At 41K, Stiles started joking with her bike escorts -- now not just Heidi, but Andrew, John and Nick -- that she was going to pack it in. They replied they'd all drag her across the finish line, if they had to.
By now a police cruiser was travelling behind her, followed by a long line of cars. Stiles worried about holding up traffic; Heidi told her not to.
The race crew had taken down the finish line but left the overhead clock up for Stiles. Her bike-riding entourage and a few officials started cheering. When Stiles finally finished, six hours, 42 minutes and 50 seconds after she started, she collapsed into tears. She hugged Heidi. And she couldn't believe it was over.
Her husband -- who'd finished more than two hours earlier -- and her friends weren't there because someone said she'd been pulled off the course and they'd gone back to the hotel to look for her.
But Stiles, an energetic, bubbly dynamo who is a licenced pilot in addition to her job as an Air Canada Jazz flight attendant, said she wouldn't have had it any other way. Heidi was the one who helped her finish the race, she explained over the phone, still recovering at home a few days later, providing silent strength and companionship when she needed it most. It was fitting she be there when it was over.
And though Stiles says she had some hard times in the days since the marathon too -- after all, someone has to be last but no one wants ever wants to be -- she'd clearly put the experience in perspective.
"I got the same medal as the Kenyan guy who came first and I crossed the finish line on my own," she said.
I asked her why she didn't just back out or quit. Lots of people did, considering more than 3,000 registered and Stiles finished in 2,576th place.
She talked about her dad, Bill Heighton, who at 52 bounced back from losing his leg to vascular problems last summer.

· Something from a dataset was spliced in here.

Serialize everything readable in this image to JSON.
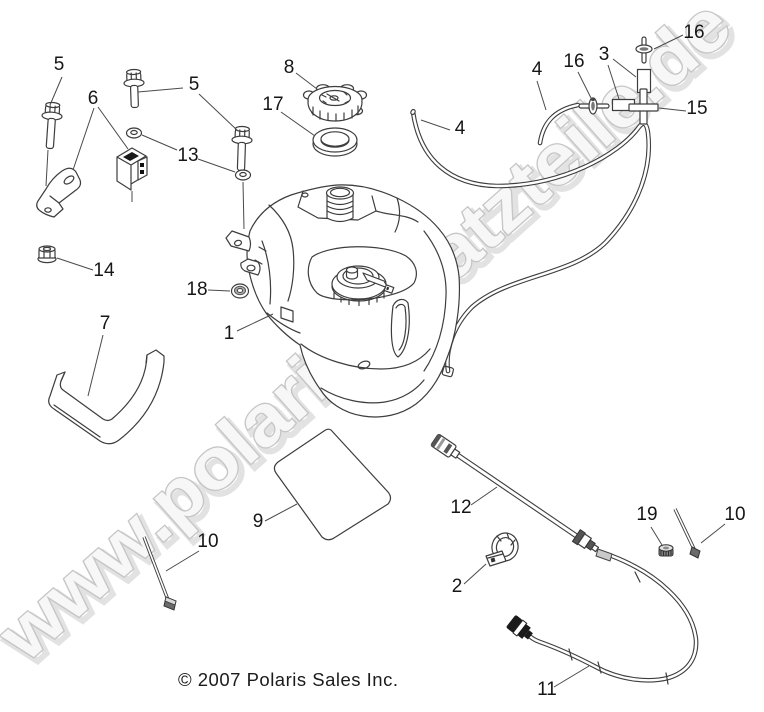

She mentioned her and Craig's dream of running the Walt Disney World Marathon next January -- yes, Stiles, who is obsessed with all things Disney, is already planning another marathon -- and then about one of her favourite quotes by running guru John "The Penguin" Bingham: "Through running I've come to understand that my life, like my marathon, is for me to get through any way I can."
Then, at the end of our conversation, Stiles worried only that she might sound like a whiner. Impossible, I told her.
Absolutely impossible.

Angela Stiles remains my favourite interview and one of the most positive people I have ever met, followed closely by the comic actor Will Ferrell and a farmer outside of Ottawa who, when I asked if that was his house engulfed in flames, looked over at it, paused nonchalantly, and said "it was".